I just stumbled across a kickin’ new (to me) log — GirlText. Elizabeth don’t brook shit from nobody; to me, the whole point of weblogs is to express yourself, and it’s great when I find a five-star site in that respect.
What a cool MetaBaby page. (Of course, since every MetaBaby page is world-editable, it may not be the same when you see it as when I did!)
Wow, is this cookie bug in Internet Explorer a biggie. Interestingly, the cookie isn’t available to IE in the HTTP header, only in Javascript on the page; nonetheless, no site would be looking to authenticate against the cookie, it would be looking to read sensitive information out of it, which would logically take place at the page level.

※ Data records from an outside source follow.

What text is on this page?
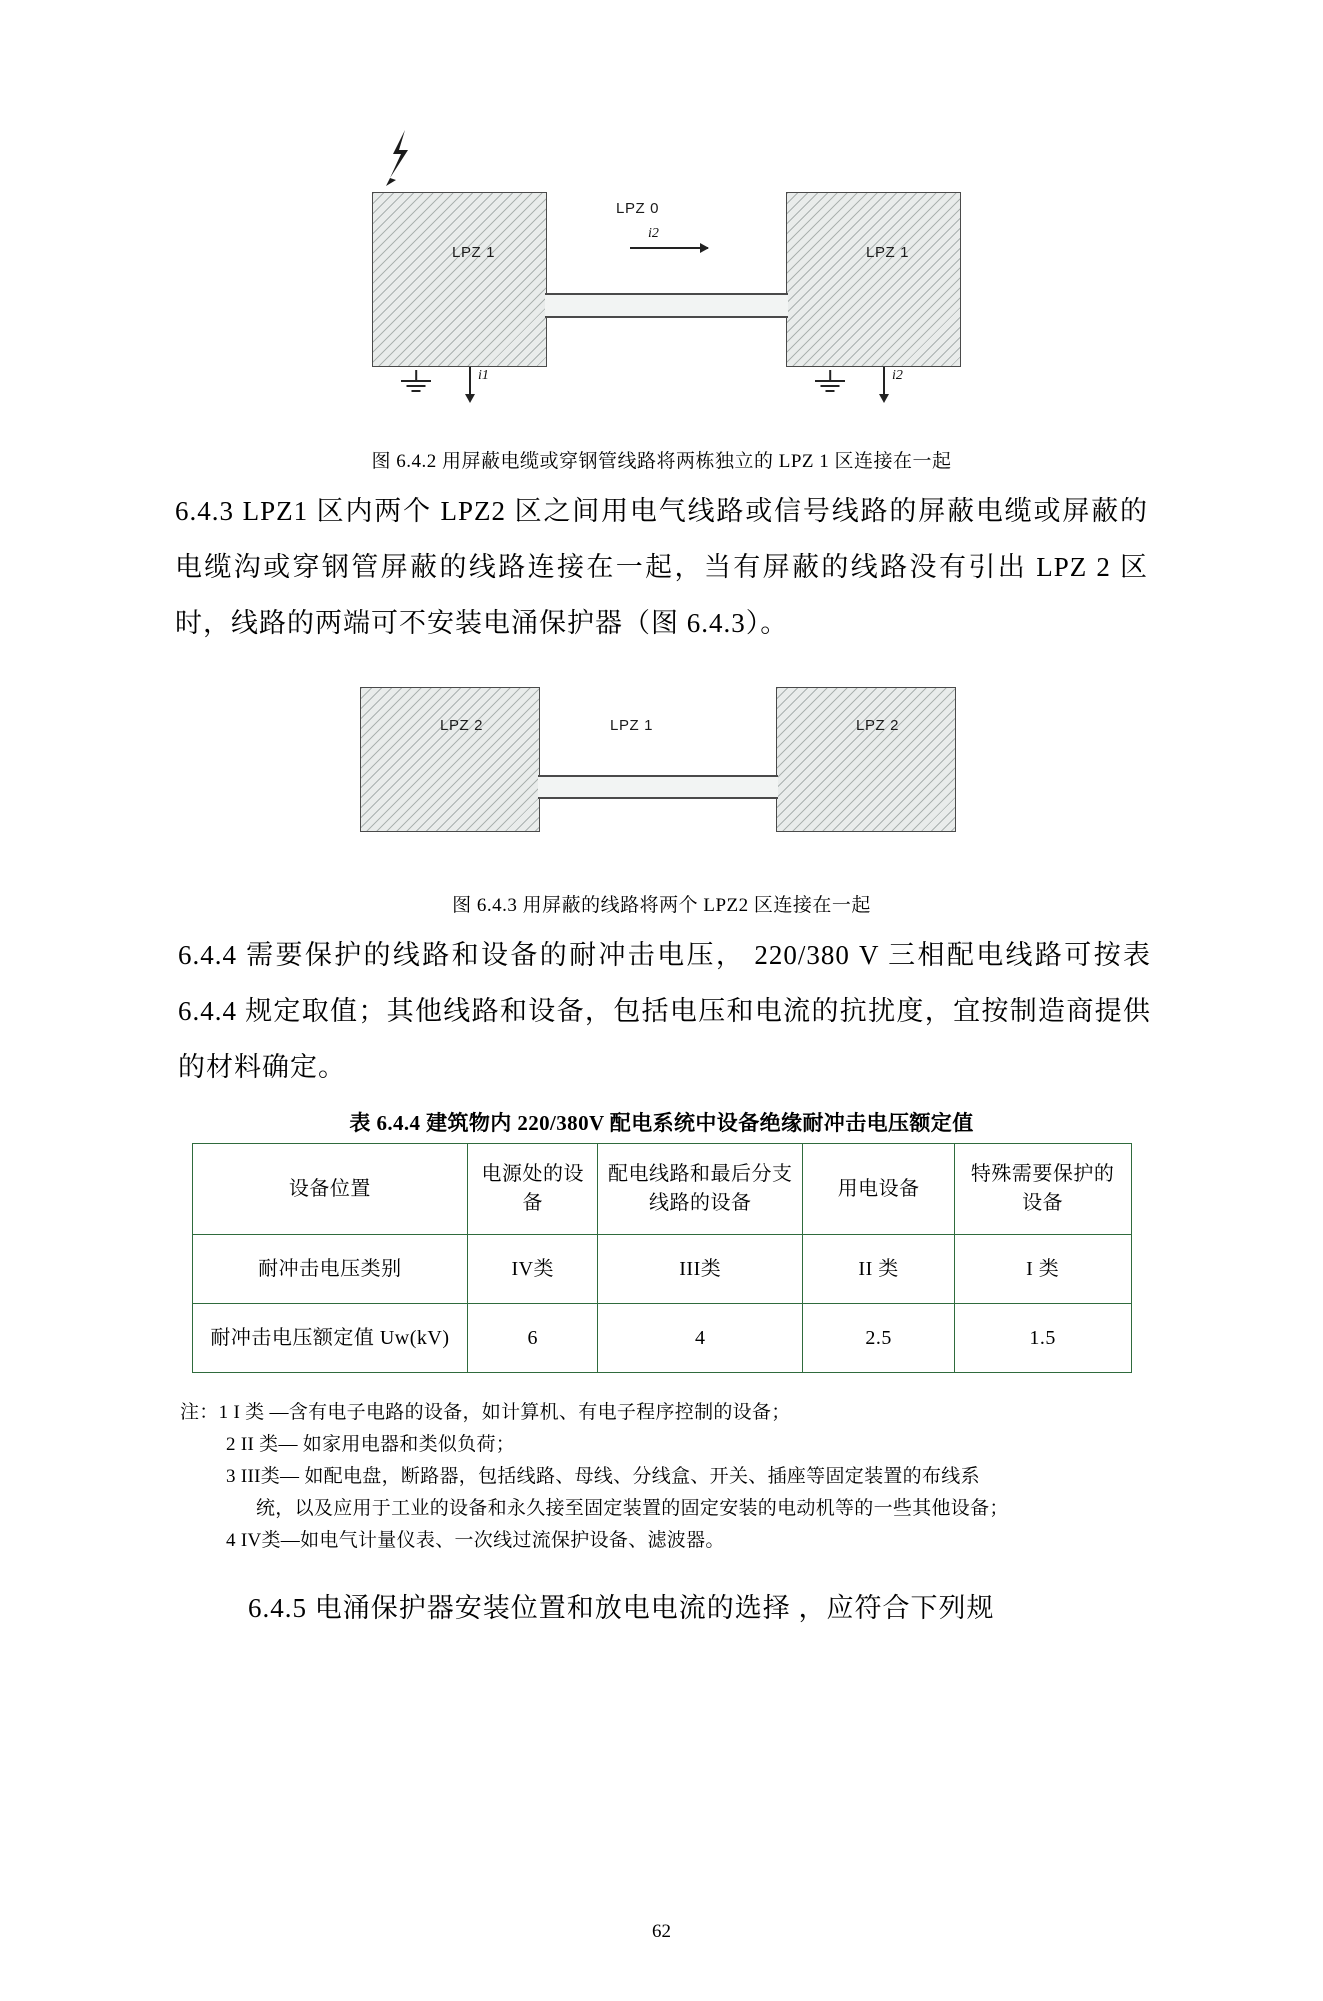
LPZ 1
LPZ 0
LPZ 1
i2
i1	i2
图 6.4.2 用屏蔽电缆或穿钢管线路将两栋独立的 LPZ 1 区连接在一起

6.4.3 LPZ1 区内两个 LPZ2 区之间用电气线路或信号线路的屏蔽电缆或屏蔽的电缆沟或穿钢管屏蔽的线路连接在一起，当有屏蔽的线路没有引出 LPZ 2 区时，线路的两端可不安装电涌保护器（图 6.4.3）。

LPZ 2	LPZ 1	LPZ 2
图 6.4.3 用屏蔽的线路将两个 LPZ2 区连接在一起

6.4.4 需要保护的线路和设备的耐冲击电压， 220/380 V 三相配电线路可按表 6.4.4 规定取值；其他线路和设备，包括电压和电流的抗扰度，宜按制造商提供的材料确定。

表 6.4.4 建筑物内 220/380V 配电系统中设备绝缘耐冲击电压额定值
设备位置	电源处的设备	配电线路和最后分支线路的设备	用电设备	特殊需要保护的设备
耐冲击电压类别	IV类	III类	II 类	I 类
耐冲击电压额定值 Uw(kV)	6	4	2.5	1.5
注：1 I 类 —含有电子电路的设备，如计算机、有电子程序控制的设备；
2 II 类— 如家用电器和类似负荷；
3 III类— 如配电盘，断路器，包括线路、母线、分线盒、开关、插座等固定装置的布线系
统，以及应用于工业的设备和永久接至固定装置的固定安装的电动机等的一些其他设备；
4 IV类—如电气计量仪表、一次线过流保护设备、滤波器。

6.4.5 电涌保护器安装位置和放电电流的选择 ，应符合下列规

62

Slashdot is in the middle of proving that the anti-Microsoft bias of some members exerts quite a strong force on their actions, possibly to their great detriment. Someone went and posted the entire text of a copyrighted Microsoft document on Slashdot recently, and Microsoft responded with a very tactfully-worded letter demanding (under both standard copyright laws and the Digital Millenium Copyright Act) that the posting be removed. Slashdot is refusing to do so, apparently in major violation of the Act, and a controversy is ensuing. (Warning: Slashdot appears to be crushed under their own weight today; of course, there’s a MetaFilter thread about it, and there’s also a CNet News story with an amazingly slanted headline if you can’t get through to Slashdot.)
As I ask in the MetaFilter thread: why is it OK for Slashdot to violate someone’s copyright, but not OK for me to violate the GNU Public License? Also interesting, though, there’s another thread on Slashdot today about copyright and HTML, and strangely, nobody there has any problem with the rightful enforcement of copyright! Yet another case of situational ethics; it serves Slashdot’s purpose to hack another chink in Microsoft’s armor, even if it is illegal.
I really like the design of the fray. This week’s question (“What was your last flight like?”) is preceded with a short essay that’s illustrated with nice inside-the-plane-looking-out pictures; very calming.
Every week, Splorp has the available domain name of the week. Hurry up and grab ratcrap.com!
In honor of Elian’s hearing today, a few questions:
- Would all the people who hold Elian’s mother up as the paragon of heroism (for getting Elian to the shores of America) still feel that way if she had survived, and he had drowned to death? (Oh, of course, that’s where divine intervention and the holy dolphins come into play.)
- If people really feel that it would be unconscionable to send Elian back to Cuba, do they also feel that we should prevent Elian’s stepbrother (the infant in all the pictures) from returning to Cuba? How about all the kids that came over to play with Elian? Should we kidnap them all?
- If a tree fell in the forest and nobody was there to hear it, would Marisleysis still be the craziest woman this side of the Mississippi?
Roger Cossack, one of CNN’s law correspondents, has a pretty good column today, Who says a 6-year-old can make decisions for himself?. He raises a point I’ve been wondering about: the most the Eleventh Circuit can rule is that Elian does have the right to apply for asylum. That’s it. Then, the INS still has to establish that he is a candidate for asylum, which means an interview with him about his reasons for asylum. And, since it would have been established that Elian has the right to apply on his own, he would also have to justify the asylum application on his own — the two go together.
I wish that the link to Michael Moore’s latest column wasn’t coming up blank right now; among all the great observations, he has one that rings particularly true to me:
I looked at that now-famous photograph of the INS agent with the 9mm automatic in his hand as he demanded that Elian Gonzales be turned over, and I thought, “This guy is in a bunker full of crazed kidnappers who believe that Flipper is a member of the Holy Trinity, and all he has to defend himself and the boy is that dinky little gun?”
According to Stephen, the drug smugglers that I talked about yesterday are prime candidates for public beheadings in the United Arab Emirates.